Спросил он только сейчас, до этого он лишь вещал, но К. не стал ловить его на противоречии.
– Я разве ее делал специально, – сказал он. – Просто уж так… естественным ходом. Одно к одному, одно за другое. А если не преподавателем, то кем же еще?
– А вот потому я и положил на все эти карьеры, – сказал друг-цирюльник. – И на диплом. Выучился бы – и что? А разве я темный человек, можно так про меня сказать?
– Что ты, какой темный, перестань. Ты лучше меня образован. Я с тобой только в философии и могу тягаться.
И это было правдой, К. не пришлось лукавить, отвечая другу-цирюльнику. Друг-цирюльник разбирался в какой-нибудь хромосомной теории наследственности не хуже дипломированного биолога, ориентировался в истории, начиная с первых египетских номов, как Тесей с помощью Ариадниной нити в Лабиринте, непонятным образом освоил латынь, читал на ней всякие средневековые трактаты, а сейчас изучал эсперанто, что самому К. представлялось совершенным курьезом вроде третьей лапы у курицы.
– Я просто читаю книги. – Друг-цирюльник над К. приостановился клацать на ксилофончике. – Книги же в открытом доступе. Находи нужные – и читай. Не понял – перечитай. Нужно всего лишь читать и уметь перечитывать. Ничего больше. Знаешь, как будет на эсперанто «ко мне пришел мой товарищ освежить свою прическу»?
– Да, как? – без особого энтузиазма поинтересовался К.

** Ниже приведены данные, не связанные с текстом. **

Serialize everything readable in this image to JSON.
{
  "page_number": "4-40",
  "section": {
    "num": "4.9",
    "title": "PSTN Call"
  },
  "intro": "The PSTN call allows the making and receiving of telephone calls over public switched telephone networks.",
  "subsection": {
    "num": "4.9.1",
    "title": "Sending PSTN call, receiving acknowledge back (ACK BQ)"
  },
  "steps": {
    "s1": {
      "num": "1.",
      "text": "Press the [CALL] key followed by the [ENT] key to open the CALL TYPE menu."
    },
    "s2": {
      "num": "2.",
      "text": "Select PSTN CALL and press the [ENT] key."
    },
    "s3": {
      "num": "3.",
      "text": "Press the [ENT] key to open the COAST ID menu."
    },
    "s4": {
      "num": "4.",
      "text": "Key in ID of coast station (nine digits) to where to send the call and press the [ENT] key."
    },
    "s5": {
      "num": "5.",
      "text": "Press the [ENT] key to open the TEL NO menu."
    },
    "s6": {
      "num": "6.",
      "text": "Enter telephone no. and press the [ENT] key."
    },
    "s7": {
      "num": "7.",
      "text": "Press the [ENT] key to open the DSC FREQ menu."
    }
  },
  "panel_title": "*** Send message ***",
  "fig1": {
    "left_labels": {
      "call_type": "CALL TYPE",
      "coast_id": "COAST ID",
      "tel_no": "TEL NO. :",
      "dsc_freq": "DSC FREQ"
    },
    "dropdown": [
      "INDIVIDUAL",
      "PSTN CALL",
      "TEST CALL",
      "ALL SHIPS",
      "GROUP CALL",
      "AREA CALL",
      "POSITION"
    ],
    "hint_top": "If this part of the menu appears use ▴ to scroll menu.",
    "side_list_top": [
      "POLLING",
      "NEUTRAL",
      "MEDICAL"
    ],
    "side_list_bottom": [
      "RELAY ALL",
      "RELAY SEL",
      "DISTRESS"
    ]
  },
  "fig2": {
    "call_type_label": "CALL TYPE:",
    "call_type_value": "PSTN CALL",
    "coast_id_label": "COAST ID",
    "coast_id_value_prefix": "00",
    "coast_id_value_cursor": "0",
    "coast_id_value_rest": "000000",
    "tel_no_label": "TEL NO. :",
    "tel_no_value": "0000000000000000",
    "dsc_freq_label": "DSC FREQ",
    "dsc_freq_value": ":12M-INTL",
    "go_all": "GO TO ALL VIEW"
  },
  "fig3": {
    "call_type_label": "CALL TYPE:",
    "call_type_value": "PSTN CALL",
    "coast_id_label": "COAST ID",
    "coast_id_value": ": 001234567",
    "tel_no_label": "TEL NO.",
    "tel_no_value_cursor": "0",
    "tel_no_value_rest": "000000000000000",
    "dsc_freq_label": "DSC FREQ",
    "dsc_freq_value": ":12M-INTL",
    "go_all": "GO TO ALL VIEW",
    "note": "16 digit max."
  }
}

– Миа амико венис пор реновиджи лиан фризаджеон. – В голосе друга-цирюльника прозвучало наслаждение. – А? Красиво? Музыка! Эсперанто еще станет языком мира, уверен! Все будем говорить на нем и понимать друг друга. Все! Где бы ни жили. Без различия цвета кожи и разреза глаз.
– Несомненно, несомненно, – подхватил К., отвечая его отражению перед собой. – Каждый владей эсперанто – и на земле сей же миг мир и благоволение во человецех.
– Оставь эту пошлую иронию для студенческой аудитории, – возвращаясь из того далека, куда увело его звучание эсперанто, ответил друг-цирюльник. Взялся за макушку К. пястью, повернул его голову, как то делают все парикмахеры, чтобы им было удобней стричь, и возобновил свои упражнения на ксилофоне. – Счастья, может быть, и не прибавится, а взаимного понимания – да, непременно.